I have an Apache Ignite 2.14 cluster of 3 nodes running on Kubernetes. All my caches have one backup copy.
After enabling persistence on the default data region a couple of months ago, I started getting the exception CacheInvalidStateException: Failed to execute the cache operation (all partition owners have left the grid, partition data has been lost)
when one or two nodes restarted either as a result of deployment or for some other reason.
It was worrying but I learned to fix it by running control.sh --cache reset_lost_partitions cacheName
.
This time after two nodes restarted due to some transient failure I started getting an error which I couldn't fix by running the mentioned command:
Caused by: class org.apache.ignite.internal.processors.cache.CacheInvalidStateException: Failed to execute the cache operation (all partition owners have left the grid, partition data has been lost) [cacheName=ignite-sys-atomic-cache@default-ds-group, partition=985, key=UserKeyCacheObjectImpl [part=985, val=GridCacheInternalKeyImpl [name=alias, grpName=default-ds-group], hasValBytes=true]] at rg.apache.ignite.internal.processors.cache.distributed.dht.GridDhtTopologyFutureAdapter.validateKey(GridDhtTopologyFutureAdapter.java:214)

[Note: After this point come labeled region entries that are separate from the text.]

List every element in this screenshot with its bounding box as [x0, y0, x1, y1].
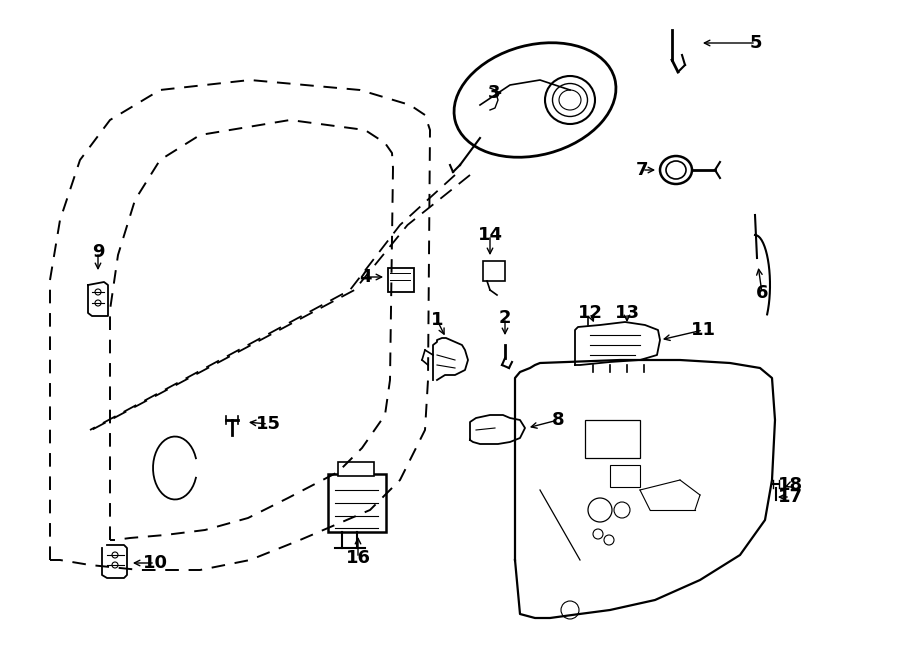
Text: 10: 10: [142, 554, 167, 572]
Ellipse shape: [666, 161, 686, 179]
Polygon shape: [470, 415, 525, 444]
Text: 1: 1: [431, 311, 443, 329]
Text: 18: 18: [778, 476, 803, 494]
FancyBboxPatch shape: [328, 474, 386, 532]
Ellipse shape: [660, 156, 692, 184]
Ellipse shape: [545, 76, 595, 124]
Text: 6: 6: [756, 284, 769, 302]
Text: 3: 3: [488, 84, 500, 102]
Text: 17: 17: [778, 488, 803, 506]
Text: 5: 5: [750, 34, 762, 52]
Polygon shape: [88, 282, 108, 316]
FancyBboxPatch shape: [483, 261, 505, 281]
FancyBboxPatch shape: [338, 462, 374, 476]
Text: 7: 7: [635, 161, 648, 179]
Text: 9: 9: [92, 243, 104, 261]
Polygon shape: [433, 338, 468, 380]
Ellipse shape: [454, 43, 616, 157]
Text: 11: 11: [690, 321, 716, 339]
Text: 12: 12: [578, 304, 602, 322]
Text: 13: 13: [615, 304, 640, 322]
FancyBboxPatch shape: [388, 268, 414, 292]
Text: 14: 14: [478, 226, 502, 244]
Polygon shape: [515, 360, 775, 618]
Text: 4: 4: [359, 268, 371, 286]
Polygon shape: [102, 545, 127, 578]
Text: 2: 2: [499, 309, 511, 327]
Text: 15: 15: [256, 415, 281, 433]
Polygon shape: [575, 322, 660, 365]
Text: 8: 8: [552, 411, 564, 429]
Text: 16: 16: [346, 549, 371, 567]
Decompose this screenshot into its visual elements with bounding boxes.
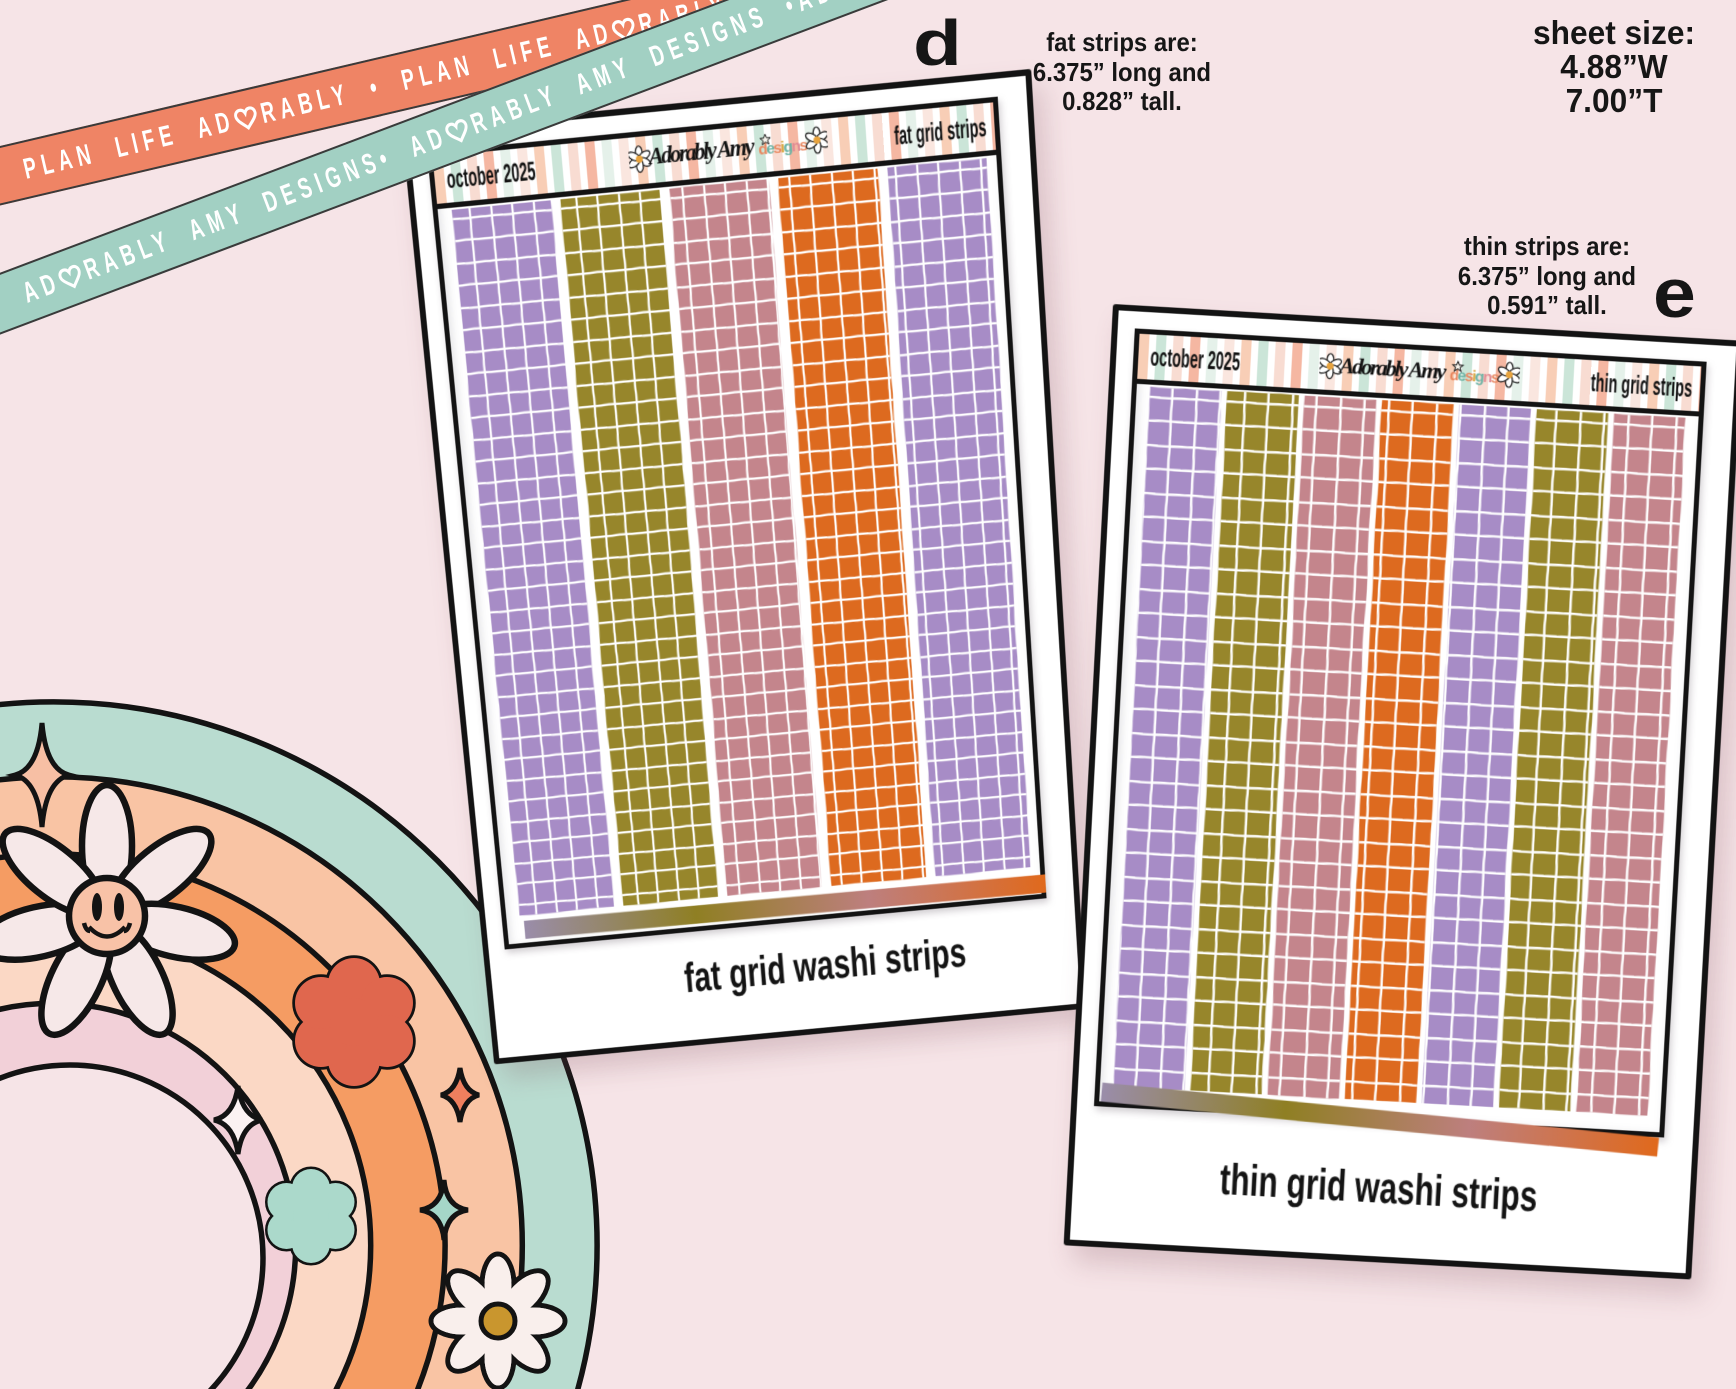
svg-text:Adorably Amy: Adorably Amy	[646, 134, 757, 171]
svg-text:designs: designs	[758, 136, 809, 159]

Looks like this time this issue involved a system cache ignite-sys-atomic-cache@default-ds-group
. I guess it is related to the AtomicSequence object that I use in the application to get IDs generated. The error occurs exactly when I'm trying to use AtomicLong.
The question are:
- Why it might happen?
- Is it possible to fix it without destroying the cluster and reloading all the data from scratch (it would take a day or two).
- How to prevent similar issues in the future?
Thank you in advance!
P.S. On GridGain Portal the following error is reported: Cache [default-ds-group] has zero partition copies.